"Notre besoin de consolation est impossible à rassasier" (Stig DAGERMAN)
15 Mars 2019
La mort est toujours présente dans la pensée dépressive, allant de quelques évocations qui traversent l'esprit de temps à autre, à la volonté de mourir, longuement ruminée et préméditée.
Ce peut être une sorte de soulagement face au constat d'échec de vie que crée la dépression ; c'est quelquefois le terme d'une souffrance intolérable liée à la pensée de ruine et d'incurabilité ; c'est aussi, dans l 'esprit de certains déprimés convaincus de leur indignité et de leur culpabilité, une issue obligée et méritée.

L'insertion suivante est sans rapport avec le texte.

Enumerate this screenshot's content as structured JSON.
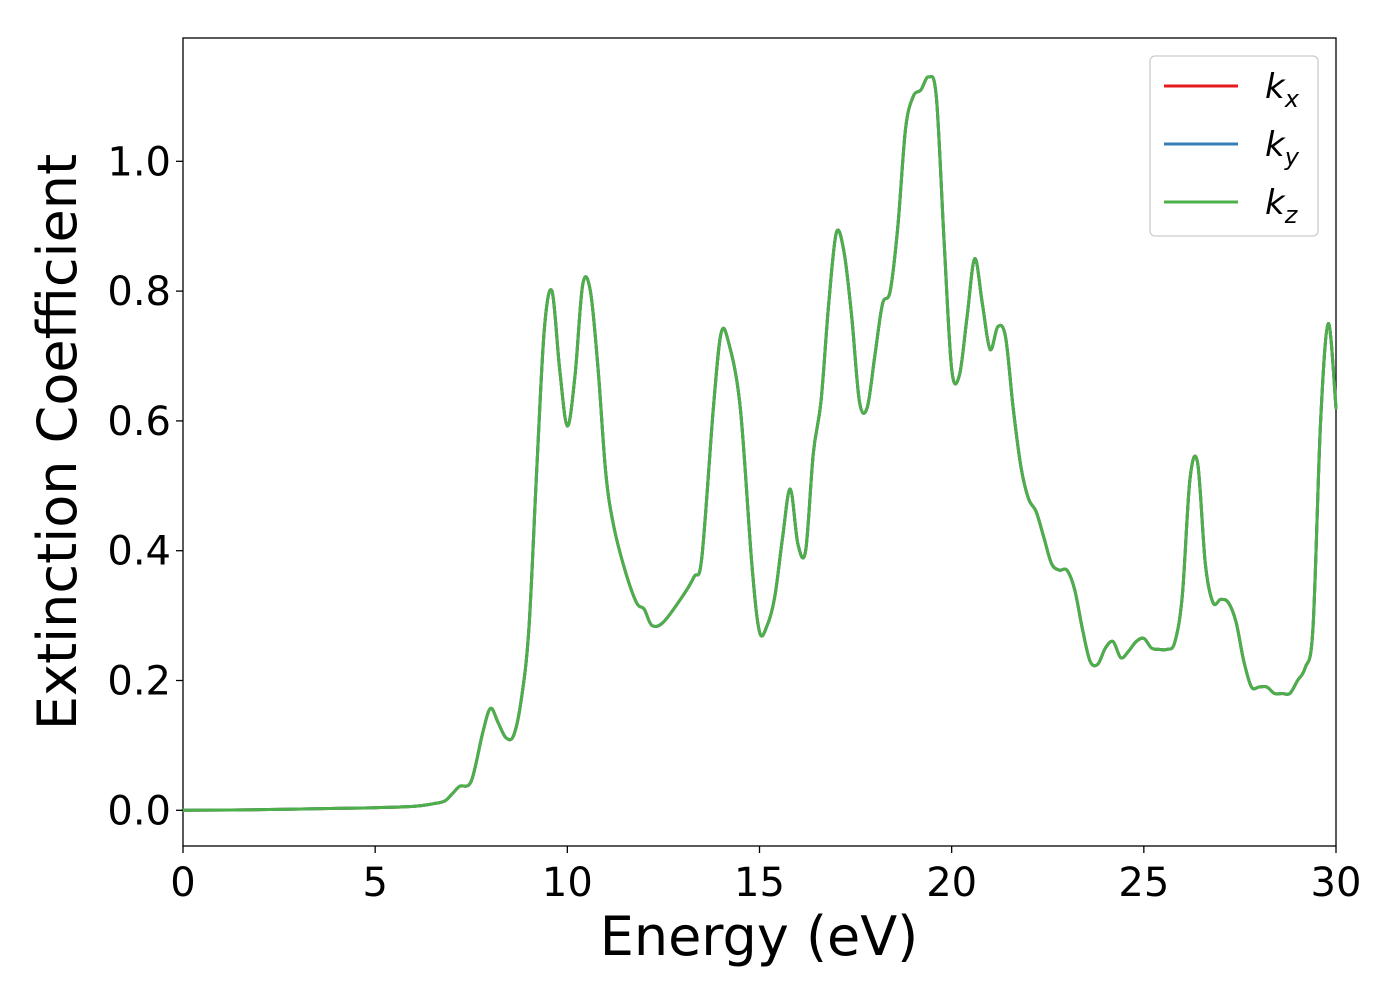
{
  "chart_data": {
    "type": "line",
    "xlabel": "Energy (eV)",
    "ylabel": "Extinction Coefficient",
    "xlim": [
      0,
      30
    ],
    "ylim": [
      -0.055,
      1.19
    ],
    "xticks": [
      0,
      5,
      10,
      15,
      20,
      25,
      30
    ],
    "xtick_labels": [
      "0",
      "5",
      "10",
      "15",
      "20",
      "25",
      "30"
    ],
    "yticks": [
      0.0,
      0.2,
      0.4,
      0.6,
      0.8,
      1.0
    ],
    "ytick_labels": [
      "0.0",
      "0.2",
      "0.4",
      "0.6",
      "0.8",
      "1.0"
    ],
    "grid": false,
    "legend_position": "top-right",
    "series": [
      {
        "name": "k_x",
        "label_base": "k",
        "label_sub": "x",
        "color": "#e41a1c",
        "x": [
          0,
          2,
          4,
          5,
          6,
          6.5,
          6.8,
          7.0,
          7.2,
          7.5,
          7.8,
          8.0,
          8.2,
          8.4,
          8.6,
          8.8,
          9.0,
          9.2,
          9.4,
          9.6,
          9.8,
          10.0,
          10.2,
          10.4,
          10.6,
          10.8,
          11.0,
          11.2,
          11.5,
          11.8,
          12.0,
          12.2,
          12.5,
          13.0,
          13.3,
          13.5,
          13.8,
          14.0,
          14.2,
          14.5,
          14.8,
          15.0,
          15.2,
          15.4,
          15.6,
          15.8,
          16.0,
          16.2,
          16.4,
          16.6,
          16.8,
          17.0,
          17.2,
          17.4,
          17.6,
          17.8,
          18.0,
          18.2,
          18.4,
          18.6,
          18.8,
          19.0,
          19.2,
          19.4,
          19.6,
          19.8,
          20.0,
          20.2,
          20.4,
          20.6,
          20.8,
          21.0,
          21.2,
          21.4,
          21.6,
          21.8,
          22.0,
          22.2,
          22.4,
          22.6,
          22.8,
          23.0,
          23.2,
          23.4,
          23.6,
          23.8,
          24.0,
          24.2,
          24.4,
          24.6,
          24.8,
          25.0,
          25.2,
          25.4,
          25.6,
          25.8,
          26.0,
          26.2,
          26.4,
          26.6,
          26.8,
          27.0,
          27.2,
          27.4,
          27.6,
          27.8,
          28.0,
          28.2,
          28.4,
          28.6,
          28.8,
          29.0,
          29.2,
          29.4,
          29.6,
          29.8,
          30.0
        ],
        "y": [
          0.0,
          0.001,
          0.003,
          0.004,
          0.006,
          0.01,
          0.014,
          0.025,
          0.037,
          0.045,
          0.12,
          0.157,
          0.135,
          0.112,
          0.115,
          0.17,
          0.28,
          0.52,
          0.74,
          0.8,
          0.68,
          0.592,
          0.67,
          0.81,
          0.8,
          0.68,
          0.52,
          0.44,
          0.37,
          0.32,
          0.31,
          0.285,
          0.29,
          0.33,
          0.36,
          0.39,
          0.62,
          0.735,
          0.72,
          0.62,
          0.38,
          0.275,
          0.285,
          0.33,
          0.42,
          0.495,
          0.41,
          0.4,
          0.55,
          0.63,
          0.78,
          0.89,
          0.86,
          0.76,
          0.63,
          0.62,
          0.7,
          0.78,
          0.8,
          0.9,
          1.05,
          1.1,
          1.11,
          1.13,
          1.1,
          0.88,
          0.68,
          0.67,
          0.76,
          0.85,
          0.78,
          0.71,
          0.745,
          0.73,
          0.62,
          0.53,
          0.48,
          0.46,
          0.42,
          0.38,
          0.37,
          0.37,
          0.34,
          0.28,
          0.23,
          0.225,
          0.25,
          0.26,
          0.235,
          0.245,
          0.26,
          0.265,
          0.25,
          0.248,
          0.248,
          0.258,
          0.33,
          0.51,
          0.535,
          0.38,
          0.32,
          0.325,
          0.32,
          0.29,
          0.23,
          0.19,
          0.19,
          0.19,
          0.18,
          0.18,
          0.18,
          0.2,
          0.22,
          0.28,
          0.6,
          0.75,
          0.62
        ]
      },
      {
        "name": "k_y",
        "label_base": "k",
        "label_sub": "y",
        "color": "#377eb8",
        "x": [
          0,
          2,
          4,
          5,
          6,
          6.5,
          6.8,
          7.0,
          7.2,
          7.5,
          7.8,
          8.0,
          8.2,
          8.4,
          8.6,
          8.8,
          9.0,
          9.2,
          9.4,
          9.6,
          9.8,
          10.0,
          10.2,
          10.4,
          10.6,
          10.8,
          11.0,
          11.2,
          11.5,
          11.8,
          12.0,
          12.2,
          12.5,
          13.0,
          13.3,
          13.5,
          13.8,
          14.0,
          14.2,
          14.5,
          14.8,
          15.0,
          15.2,
          15.4,
          15.6,
          15.8,
          16.0,
          16.2,
          16.4,
          16.6,
          16.8,
          17.0,
          17.2,
          17.4,
          17.6,
          17.8,
          18.0,
          18.2,
          18.4,
          18.6,
          18.8,
          19.0,
          19.2,
          19.4,
          19.6,
          19.8,
          20.0,
          20.2,
          20.4,
          20.6,
          20.8,
          21.0,
          21.2,
          21.4,
          21.6,
          21.8,
          22.0,
          22.2,
          22.4,
          22.6,
          22.8,
          23.0,
          23.2,
          23.4,
          23.6,
          23.8,
          24.0,
          24.2,
          24.4,
          24.6,
          24.8,
          25.0,
          25.2,
          25.4,
          25.6,
          25.8,
          26.0,
          26.2,
          26.4,
          26.6,
          26.8,
          27.0,
          27.2,
          27.4,
          27.6,
          27.8,
          28.0,
          28.2,
          28.4,
          28.6,
          28.8,
          29.0,
          29.2,
          29.4,
          29.6,
          29.8,
          30.0
        ],
        "y": [
          0.0,
          0.001,
          0.003,
          0.004,
          0.006,
          0.01,
          0.014,
          0.025,
          0.037,
          0.045,
          0.12,
          0.157,
          0.135,
          0.112,
          0.115,
          0.17,
          0.28,
          0.52,
          0.74,
          0.8,
          0.68,
          0.592,
          0.67,
          0.81,
          0.8,
          0.68,
          0.52,
          0.44,
          0.37,
          0.32,
          0.31,
          0.285,
          0.29,
          0.33,
          0.36,
          0.39,
          0.62,
          0.735,
          0.72,
          0.62,
          0.38,
          0.275,
          0.285,
          0.33,
          0.42,
          0.495,
          0.41,
          0.4,
          0.55,
          0.63,
          0.78,
          0.89,
          0.86,
          0.76,
          0.63,
          0.62,
          0.7,
          0.78,
          0.8,
          0.9,
          1.05,
          1.1,
          1.11,
          1.13,
          1.1,
          0.88,
          0.68,
          0.67,
          0.76,
          0.85,
          0.78,
          0.71,
          0.745,
          0.73,
          0.62,
          0.53,
          0.48,
          0.46,
          0.42,
          0.38,
          0.37,
          0.37,
          0.34,
          0.28,
          0.23,
          0.225,
          0.25,
          0.26,
          0.235,
          0.245,
          0.26,
          0.265,
          0.25,
          0.248,
          0.248,
          0.258,
          0.33,
          0.51,
          0.535,
          0.38,
          0.32,
          0.325,
          0.32,
          0.29,
          0.23,
          0.19,
          0.19,
          0.19,
          0.18,
          0.18,
          0.18,
          0.2,
          0.22,
          0.28,
          0.6,
          0.75,
          0.62
        ]
      },
      {
        "name": "k_z",
        "label_base": "k",
        "label_sub": "z",
        "color": "#4daf4a",
        "x": [
          0,
          2,
          4,
          5,
          6,
          6.5,
          6.8,
          7.0,
          7.2,
          7.5,
          7.8,
          8.0,
          8.2,
          8.4,
          8.6,
          8.8,
          9.0,
          9.2,
          9.4,
          9.6,
          9.8,
          10.0,
          10.2,
          10.4,
          10.6,
          10.8,
          11.0,
          11.2,
          11.5,
          11.8,
          12.0,
          12.2,
          12.5,
          13.0,
          13.3,
          13.5,
          13.8,
          14.0,
          14.2,
          14.5,
          14.8,
          15.0,
          15.2,
          15.4,
          15.6,
          15.8,
          16.0,
          16.2,
          16.4,
          16.6,
          16.8,
          17.0,
          17.2,
          17.4,
          17.6,
          17.8,
          18.0,
          18.2,
          18.4,
          18.6,
          18.8,
          19.0,
          19.2,
          19.4,
          19.6,
          19.8,
          20.0,
          20.2,
          20.4,
          20.6,
          20.8,
          21.0,
          21.2,
          21.4,
          21.6,
          21.8,
          22.0,
          22.2,
          22.4,
          22.6,
          22.8,
          23.0,
          23.2,
          23.4,
          23.6,
          23.8,
          24.0,
          24.2,
          24.4,
          24.6,
          24.8,
          25.0,
          25.2,
          25.4,
          25.6,
          25.8,
          26.0,
          26.2,
          26.4,
          26.6,
          26.8,
          27.0,
          27.2,
          27.4,
          27.6,
          27.8,
          28.0,
          28.2,
          28.4,
          28.6,
          28.8,
          29.0,
          29.2,
          29.4,
          29.6,
          29.8,
          30.0
        ],
        "y": [
          0.0,
          0.001,
          0.003,
          0.004,
          0.006,
          0.01,
          0.014,
          0.025,
          0.037,
          0.045,
          0.12,
          0.157,
          0.135,
          0.112,
          0.115,
          0.17,
          0.28,
          0.52,
          0.74,
          0.8,
          0.68,
          0.592,
          0.67,
          0.81,
          0.8,
          0.68,
          0.52,
          0.44,
          0.37,
          0.32,
          0.31,
          0.285,
          0.29,
          0.33,
          0.36,
          0.39,
          0.62,
          0.735,
          0.72,
          0.62,
          0.38,
          0.275,
          0.285,
          0.33,
          0.42,
          0.495,
          0.41,
          0.4,
          0.55,
          0.63,
          0.78,
          0.89,
          0.86,
          0.76,
          0.63,
          0.62,
          0.7,
          0.78,
          0.8,
          0.9,
          1.05,
          1.1,
          1.11,
          1.13,
          1.1,
          0.88,
          0.68,
          0.67,
          0.76,
          0.85,
          0.78,
          0.71,
          0.745,
          0.73,
          0.62,
          0.53,
          0.48,
          0.46,
          0.42,
          0.38,
          0.37,
          0.37,
          0.34,
          0.28,
          0.23,
          0.225,
          0.25,
          0.26,
          0.235,
          0.245,
          0.26,
          0.265,
          0.25,
          0.248,
          0.248,
          0.258,
          0.33,
          0.51,
          0.535,
          0.38,
          0.32,
          0.325,
          0.32,
          0.29,
          0.23,
          0.19,
          0.19,
          0.19,
          0.18,
          0.18,
          0.18,
          0.2,
          0.22,
          0.28,
          0.6,
          0.75,
          0.62
        ]
      }
    ]
  }
}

L'idée de mort dans l'esprit du déprimé, peut se limiter à un concept vague, sans précision, demeurer une éventualité acceptée, une sorte de sommeil prolongé : "si demain je pouvais ne pas me réveiller".

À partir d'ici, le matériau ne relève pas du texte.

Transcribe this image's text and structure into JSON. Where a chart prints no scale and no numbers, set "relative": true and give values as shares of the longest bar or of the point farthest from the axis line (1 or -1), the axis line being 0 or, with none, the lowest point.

La pensée peut se concentrer sur les moyens précis de réaliser la mort.
Enfin l'idée de mort et le passage à l'acte suicidaire peuvent apparaître brutalement et en même temps : volonté brutale de mourir qui déborde le sujet, incapable de prendre le recul nécessaire vis-à-vis de ses propres pensées, incapable de différer son projet soudainement apparu.
Ces suicides étonnent l'entourage par leur caractère imprévu et brutal...
Source : Dr Henri CUCHE et Dr Alain GERARD, Je vais craquer (2002)
"Je suis sentimentale - je le sais. Je suis désespérée et déraisonnable - je le sais aussi. Oh, aide-moi."